I N T E R L O G U E
La nuit et le jour se côtoyaient en une inlassable étreinte qui teintait le ciel de couleurs absurdes et changeantes. La nature ne connaissait plus qu’une saison, idyllique et illogique, où chaque arbre portait des fruits, où chaque fleur donnait de flamboyants pétales et où l’eau courrait pure dans le lit de chaque rivière.
L’air était doux comme un brouillard d’opium. Cela paraissait durer depuis toujours.
Ce pouvait être un rêve.
Ce pouvait être l’Éternité.
Et que dire de cette senteur de glycine ? Elle le suivait partout, pareille à un fantôme. Il passait parfois des heures, sinon des jours, à chercher la plante chère à son enfance dont les effluves le tourmentaient par tant de caresses. Sans succès.

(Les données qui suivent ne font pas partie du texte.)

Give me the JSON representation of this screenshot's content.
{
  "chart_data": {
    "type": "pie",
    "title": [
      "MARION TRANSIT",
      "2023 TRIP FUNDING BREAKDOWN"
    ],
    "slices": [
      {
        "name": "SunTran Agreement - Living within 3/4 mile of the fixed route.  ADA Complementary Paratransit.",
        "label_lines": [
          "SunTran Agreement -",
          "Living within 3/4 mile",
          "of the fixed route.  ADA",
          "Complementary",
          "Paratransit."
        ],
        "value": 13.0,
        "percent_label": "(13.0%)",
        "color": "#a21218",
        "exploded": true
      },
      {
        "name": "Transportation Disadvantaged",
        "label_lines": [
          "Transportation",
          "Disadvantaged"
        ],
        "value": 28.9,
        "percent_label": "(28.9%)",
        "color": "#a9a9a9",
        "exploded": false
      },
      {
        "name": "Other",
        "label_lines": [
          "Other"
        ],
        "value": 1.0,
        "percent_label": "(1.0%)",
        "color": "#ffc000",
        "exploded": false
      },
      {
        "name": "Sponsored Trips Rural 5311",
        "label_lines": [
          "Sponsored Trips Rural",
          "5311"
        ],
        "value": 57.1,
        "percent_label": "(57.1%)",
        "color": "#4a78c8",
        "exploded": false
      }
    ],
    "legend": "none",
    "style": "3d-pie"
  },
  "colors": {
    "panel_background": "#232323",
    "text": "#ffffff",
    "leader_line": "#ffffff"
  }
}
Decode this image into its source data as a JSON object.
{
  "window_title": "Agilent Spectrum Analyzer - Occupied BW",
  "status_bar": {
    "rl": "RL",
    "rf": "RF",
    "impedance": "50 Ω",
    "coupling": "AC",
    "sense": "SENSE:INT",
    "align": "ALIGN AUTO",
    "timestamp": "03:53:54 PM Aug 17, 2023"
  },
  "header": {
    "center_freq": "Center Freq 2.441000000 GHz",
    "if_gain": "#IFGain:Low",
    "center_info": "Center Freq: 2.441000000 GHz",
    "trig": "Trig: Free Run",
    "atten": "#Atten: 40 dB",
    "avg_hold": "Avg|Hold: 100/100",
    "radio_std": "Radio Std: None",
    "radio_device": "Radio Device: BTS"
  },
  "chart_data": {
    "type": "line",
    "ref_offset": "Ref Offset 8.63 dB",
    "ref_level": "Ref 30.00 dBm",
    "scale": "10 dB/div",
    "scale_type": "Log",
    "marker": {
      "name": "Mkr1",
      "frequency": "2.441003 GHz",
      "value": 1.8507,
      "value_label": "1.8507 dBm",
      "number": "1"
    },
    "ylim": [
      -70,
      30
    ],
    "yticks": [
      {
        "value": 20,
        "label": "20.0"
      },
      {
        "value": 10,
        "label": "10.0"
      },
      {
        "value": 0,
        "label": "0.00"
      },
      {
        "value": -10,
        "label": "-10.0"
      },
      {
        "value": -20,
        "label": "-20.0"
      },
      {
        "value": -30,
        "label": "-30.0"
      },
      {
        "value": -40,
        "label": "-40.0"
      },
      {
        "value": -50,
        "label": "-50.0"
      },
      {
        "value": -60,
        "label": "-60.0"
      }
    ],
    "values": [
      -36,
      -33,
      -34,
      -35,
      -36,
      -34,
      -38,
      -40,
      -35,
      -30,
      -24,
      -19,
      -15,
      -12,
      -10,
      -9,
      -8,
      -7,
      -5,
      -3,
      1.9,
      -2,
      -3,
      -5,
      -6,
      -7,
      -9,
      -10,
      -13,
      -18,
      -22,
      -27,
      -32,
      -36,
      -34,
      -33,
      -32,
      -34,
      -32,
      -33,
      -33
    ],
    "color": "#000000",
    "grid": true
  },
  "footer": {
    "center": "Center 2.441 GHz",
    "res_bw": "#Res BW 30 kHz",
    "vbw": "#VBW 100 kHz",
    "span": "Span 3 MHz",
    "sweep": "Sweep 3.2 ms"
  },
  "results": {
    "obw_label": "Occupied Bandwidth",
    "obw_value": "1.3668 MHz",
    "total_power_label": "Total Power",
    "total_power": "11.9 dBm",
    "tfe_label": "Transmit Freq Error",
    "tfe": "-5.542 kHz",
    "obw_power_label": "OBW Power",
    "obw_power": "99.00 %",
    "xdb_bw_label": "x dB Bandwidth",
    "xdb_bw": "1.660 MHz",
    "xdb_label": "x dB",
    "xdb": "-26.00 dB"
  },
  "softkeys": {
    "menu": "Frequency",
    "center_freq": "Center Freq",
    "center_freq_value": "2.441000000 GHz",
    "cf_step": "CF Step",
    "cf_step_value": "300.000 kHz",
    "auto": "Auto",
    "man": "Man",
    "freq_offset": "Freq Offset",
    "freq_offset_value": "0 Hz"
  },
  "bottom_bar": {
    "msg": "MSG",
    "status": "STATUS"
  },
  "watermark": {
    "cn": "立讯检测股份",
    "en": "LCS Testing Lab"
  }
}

Le reste du temps, il cherchait sa fille.
Qu’était-il advenu de sa raison d’exister ? de ce rire espiègle et contagieux dont il oubliait la mélodie ? de la douceur chatouilleuse de ses cheveux et la tiédeur de son étreinte ? Yue laisserait-elle encore tenir pas la main et serrer dans les bras s’il la retrouvait ? L’avait-il perdu pour toujours ?
Tu ne sais tout simplement pas aimer, Yo Rin. Et tu ne mérites pas d’être aimé.
L’écho lointain de la voix maternelle le hantait de ses invectives. Alors Rin jurait, furieux contre celle qui ne lui avait pas appris ce qu’elle lui reprochait d’ignorer.
Tous ces spectres empoisonnant sa solitude, sans ôter à la solitude son venin. N’aurait-il pas de l’être heureux ? En ce lieu étrange et reculé, il n’avait plus ni famille ni mestre, ni entraves…
Il pouvait être endormi.
Il pouvait être mort.
Mort avec ses chaînes, avant d’avoir pu étrangler ses mestres avec. Mort seul.
Cette idée le fit éclater d’un rire douloureux. Au bout du compte, So Hae devait avoir eu raison.